(Again, non-religious/differently traditioned people, please stick with me. This is for you too.)
There's a passage in Proverbs 31 that describes a Woman of Valor (or a Wife of Noble Character). This passage has tended to raise levels of anxiety in many of the women I know (including myself) because we see it as the Impossible To-Do List. But, as Rachel Held Evans learned from a friend in the Jewish tradition, calling someone eshet chayil (woman of valor) is meant to be an encouragement, a praise for milestones. In other words, valor doesn't come from being perfect; valor is in keeping going, especially when it's tough.
You know another term for a Woman of Valor? Wonder Woman.
If you got up and got in your work out today, you are Wonder Woman. If you got a 9 minute mile or a 19 minute mile done, you are Wonder Woman. If you didn't lose your cool with your kid or coworker (or both), you are Wonder Woman.

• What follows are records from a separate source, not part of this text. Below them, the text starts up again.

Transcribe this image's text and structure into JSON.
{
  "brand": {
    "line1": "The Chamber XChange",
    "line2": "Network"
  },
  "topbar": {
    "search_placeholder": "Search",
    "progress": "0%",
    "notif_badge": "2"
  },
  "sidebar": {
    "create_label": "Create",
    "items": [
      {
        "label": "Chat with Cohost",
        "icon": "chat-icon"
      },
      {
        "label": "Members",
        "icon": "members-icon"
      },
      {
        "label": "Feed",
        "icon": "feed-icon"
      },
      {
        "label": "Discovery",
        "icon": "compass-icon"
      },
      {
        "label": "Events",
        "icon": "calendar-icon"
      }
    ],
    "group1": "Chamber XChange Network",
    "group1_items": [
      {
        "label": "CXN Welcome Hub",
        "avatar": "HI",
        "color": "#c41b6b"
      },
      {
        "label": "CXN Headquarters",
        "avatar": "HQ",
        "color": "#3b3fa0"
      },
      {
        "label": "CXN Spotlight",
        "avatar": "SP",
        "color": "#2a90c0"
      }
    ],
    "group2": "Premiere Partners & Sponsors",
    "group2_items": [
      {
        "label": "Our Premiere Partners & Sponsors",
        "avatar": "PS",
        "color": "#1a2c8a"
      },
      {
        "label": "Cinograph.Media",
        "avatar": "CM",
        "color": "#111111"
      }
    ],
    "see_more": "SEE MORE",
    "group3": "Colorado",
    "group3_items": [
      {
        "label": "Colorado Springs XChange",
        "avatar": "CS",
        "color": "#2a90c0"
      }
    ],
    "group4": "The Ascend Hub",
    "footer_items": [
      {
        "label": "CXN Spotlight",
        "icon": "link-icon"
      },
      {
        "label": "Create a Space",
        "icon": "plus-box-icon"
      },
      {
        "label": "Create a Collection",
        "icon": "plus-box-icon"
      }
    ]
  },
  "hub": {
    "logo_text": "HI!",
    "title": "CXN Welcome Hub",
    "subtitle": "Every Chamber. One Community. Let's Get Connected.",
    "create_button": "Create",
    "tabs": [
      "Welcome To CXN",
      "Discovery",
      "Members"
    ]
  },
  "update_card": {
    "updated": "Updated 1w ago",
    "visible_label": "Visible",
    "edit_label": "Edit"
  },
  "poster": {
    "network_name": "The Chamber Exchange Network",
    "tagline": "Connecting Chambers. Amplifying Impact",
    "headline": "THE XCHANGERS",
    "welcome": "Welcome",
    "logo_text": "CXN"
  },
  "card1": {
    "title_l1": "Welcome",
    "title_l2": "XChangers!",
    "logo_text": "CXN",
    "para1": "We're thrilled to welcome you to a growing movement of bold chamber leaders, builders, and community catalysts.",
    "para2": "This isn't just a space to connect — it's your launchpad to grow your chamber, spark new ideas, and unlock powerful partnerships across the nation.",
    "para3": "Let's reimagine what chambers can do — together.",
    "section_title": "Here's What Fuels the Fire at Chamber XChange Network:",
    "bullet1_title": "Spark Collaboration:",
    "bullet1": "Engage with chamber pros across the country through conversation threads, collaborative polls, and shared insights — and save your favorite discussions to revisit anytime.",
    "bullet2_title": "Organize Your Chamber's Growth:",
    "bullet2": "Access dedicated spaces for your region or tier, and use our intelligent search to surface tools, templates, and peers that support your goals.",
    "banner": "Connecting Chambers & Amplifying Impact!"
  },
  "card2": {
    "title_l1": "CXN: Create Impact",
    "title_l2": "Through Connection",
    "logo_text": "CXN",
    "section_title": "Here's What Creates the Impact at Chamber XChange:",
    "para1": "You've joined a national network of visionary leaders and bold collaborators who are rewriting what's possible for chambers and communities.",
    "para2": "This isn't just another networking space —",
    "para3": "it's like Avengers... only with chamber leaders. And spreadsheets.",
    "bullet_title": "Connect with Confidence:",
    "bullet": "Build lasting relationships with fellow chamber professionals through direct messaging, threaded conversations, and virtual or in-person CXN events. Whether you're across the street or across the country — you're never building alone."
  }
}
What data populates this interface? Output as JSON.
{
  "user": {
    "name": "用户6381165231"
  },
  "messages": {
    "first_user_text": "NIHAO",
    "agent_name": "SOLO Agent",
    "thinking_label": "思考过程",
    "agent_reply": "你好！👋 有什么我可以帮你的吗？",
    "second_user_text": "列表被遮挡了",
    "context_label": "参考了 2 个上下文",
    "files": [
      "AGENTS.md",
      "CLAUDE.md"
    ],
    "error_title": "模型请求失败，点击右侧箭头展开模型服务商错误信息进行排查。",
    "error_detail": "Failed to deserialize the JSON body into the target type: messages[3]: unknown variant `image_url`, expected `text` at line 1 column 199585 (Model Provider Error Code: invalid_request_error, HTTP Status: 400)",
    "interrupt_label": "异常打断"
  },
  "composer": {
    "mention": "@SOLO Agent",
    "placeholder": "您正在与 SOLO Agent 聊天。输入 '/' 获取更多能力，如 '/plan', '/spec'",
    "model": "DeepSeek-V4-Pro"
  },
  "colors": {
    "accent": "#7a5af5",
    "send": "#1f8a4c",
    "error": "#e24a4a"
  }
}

Sometimes getting up at all means being Wonder Woman.
I read a blog post this past weekend about a gender-bent version of Slave Leia cosplay that really covered why I choose to wear a Wonder Woman costume at races. No, I don't have a perfect body--far from. Yes, wearing a costume draws attention to me and my imperfect body. But I refuse to wait until I look perfect (whatever that is) to look like a superhero. The act of suiting up often changes how I carry myself. I will admit to that moment when I get out of the car and wonder what have I done. But I have yet to participate in a race where I didn't make a kid excited or people didn't cheer me on ... and all because of the costume.
But more than me wearing a costume and running races, I honestly believe that every woman is Wonder Woman. Every man is Superman.* We do amazing things every day, and we forget that.
Eschet chayil. Woman of valor. Wonder Woman. Claim it.
* Or whatever your favorite superhero is, whatever publisher, Western or manga. Dude, whatever mental image gets you going.